Campanha de Obama critica governo de Romney no Massachusetts

A campanha do presidente Barack Obama criticou o rival republicano, Mitt Romney, na terça-feira por ele não ter criado empregos quando foi governador do Massachusetts, considerando isso uma evidência de uma abordagem econômica falha que seria desastrosa na Casa Branca.

ROS KRASNY, REUTERS

31 Maio 2012 | 17h03

Depois de semanas criticando Romney por cortar empregos e espoliar empresas enquanto esteve à frente de uma empresa de fundos de investimentos, a campanha de Obama voltou seus ataques ao governo de Romney em Massachusetts e disse que sua experiência não o qualifica a ser líder.

Falando no palácio do governo de Massachusetts, o estrategista de Obama, David Axelrod, observou que o Estado ficou em 47º lugar no ranking de criação de empregos durante os quatro anos de Romney como governador, enquanto a dívida de longo prazo do Estado cresceu. Ele afirmou que Romney não cumpriu a promessa de cortar impostos, aumentando uma série de taxas, o que afetou principalmente a classe média.
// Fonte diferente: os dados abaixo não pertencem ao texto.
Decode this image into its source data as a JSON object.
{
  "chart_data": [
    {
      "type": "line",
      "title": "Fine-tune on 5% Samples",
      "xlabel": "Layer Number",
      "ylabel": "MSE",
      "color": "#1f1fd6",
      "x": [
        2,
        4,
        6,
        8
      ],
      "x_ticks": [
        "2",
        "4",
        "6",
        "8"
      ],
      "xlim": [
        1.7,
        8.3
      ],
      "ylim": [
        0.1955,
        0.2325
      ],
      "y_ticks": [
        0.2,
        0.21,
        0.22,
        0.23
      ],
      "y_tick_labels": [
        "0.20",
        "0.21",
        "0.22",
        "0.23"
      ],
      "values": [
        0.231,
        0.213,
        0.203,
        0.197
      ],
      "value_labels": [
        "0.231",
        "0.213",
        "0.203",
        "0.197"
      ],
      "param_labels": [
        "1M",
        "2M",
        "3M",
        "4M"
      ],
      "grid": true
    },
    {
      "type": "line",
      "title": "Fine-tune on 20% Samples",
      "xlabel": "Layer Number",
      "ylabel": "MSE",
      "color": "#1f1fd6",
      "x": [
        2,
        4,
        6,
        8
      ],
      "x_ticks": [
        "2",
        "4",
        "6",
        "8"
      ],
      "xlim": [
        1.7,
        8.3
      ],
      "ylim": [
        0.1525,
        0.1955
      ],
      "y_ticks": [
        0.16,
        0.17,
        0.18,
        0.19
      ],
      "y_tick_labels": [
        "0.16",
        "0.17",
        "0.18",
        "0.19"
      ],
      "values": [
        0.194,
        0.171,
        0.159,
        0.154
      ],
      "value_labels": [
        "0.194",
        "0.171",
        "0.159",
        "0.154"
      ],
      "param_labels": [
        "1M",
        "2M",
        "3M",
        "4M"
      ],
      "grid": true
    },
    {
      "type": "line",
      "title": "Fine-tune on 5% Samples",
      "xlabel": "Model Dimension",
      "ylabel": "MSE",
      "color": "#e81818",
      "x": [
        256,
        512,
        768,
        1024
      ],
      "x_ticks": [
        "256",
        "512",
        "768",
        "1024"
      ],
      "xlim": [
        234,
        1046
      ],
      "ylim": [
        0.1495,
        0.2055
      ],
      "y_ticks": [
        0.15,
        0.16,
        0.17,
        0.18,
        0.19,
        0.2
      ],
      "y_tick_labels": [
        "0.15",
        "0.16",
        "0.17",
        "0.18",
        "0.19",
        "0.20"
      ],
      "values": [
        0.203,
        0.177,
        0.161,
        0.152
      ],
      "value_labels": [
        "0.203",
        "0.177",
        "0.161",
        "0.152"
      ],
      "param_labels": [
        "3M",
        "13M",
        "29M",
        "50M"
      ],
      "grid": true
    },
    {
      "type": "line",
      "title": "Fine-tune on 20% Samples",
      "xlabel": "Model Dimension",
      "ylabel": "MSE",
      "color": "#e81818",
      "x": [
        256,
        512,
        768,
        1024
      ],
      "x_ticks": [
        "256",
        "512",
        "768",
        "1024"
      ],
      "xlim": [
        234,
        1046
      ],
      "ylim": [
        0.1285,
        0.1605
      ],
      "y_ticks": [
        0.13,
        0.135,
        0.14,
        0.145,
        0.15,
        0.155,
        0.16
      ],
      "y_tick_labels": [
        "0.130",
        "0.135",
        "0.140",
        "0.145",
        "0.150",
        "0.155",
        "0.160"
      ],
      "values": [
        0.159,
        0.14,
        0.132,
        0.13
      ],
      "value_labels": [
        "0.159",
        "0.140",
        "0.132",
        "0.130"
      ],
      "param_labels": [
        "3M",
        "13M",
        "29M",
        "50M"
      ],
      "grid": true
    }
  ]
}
"As medidas de Romney não funcionaram na época e não funcionarão agora", disse Axelrod, que estava rouco e se esforçava para ser ouvido, enquanto simpatizantes de Romney de Boston cantavam e faziam perguntas sem parar.

Apontando para o grupo, Axelrod falou que talvez eles fossem os únicos apoiadores de Romney no Estado. As pesquisas de opinião mostram uma grande vantagem de Obama sobre Romney em Massachusetts. "É um julgamento severo das pessoas que mais o conhecem", afirmou Axelrod.

A campanha de Romney respondeu com rapidez, afirmando que a taxa de desemprego do Estado caiu no governo de Romney e acusando Obama de tentar desviar do tema que diz respeito à criação de empregos do seu próprio governo.

"Apenas o presidente Obama, que fracassou em cumprir a sua meta de 6 por cento de desemprego, teria a audácia de atacar o histórico de criação de empregos de Mitt Romney", afirmou a porta-voz de Romney, Andrea Saul.

A discussão sobre empregos e a economia -a principal preocupação dos eleitores norte-americanos, segundo as pesquisas- ocorre um dia antes da divulgação do relatório de maio sobre emprego do governo federal. A taxa de desemprego nos EUA foi de 8,1 por cento em abril, quando o crescimento do emprego caiu acentuadamente.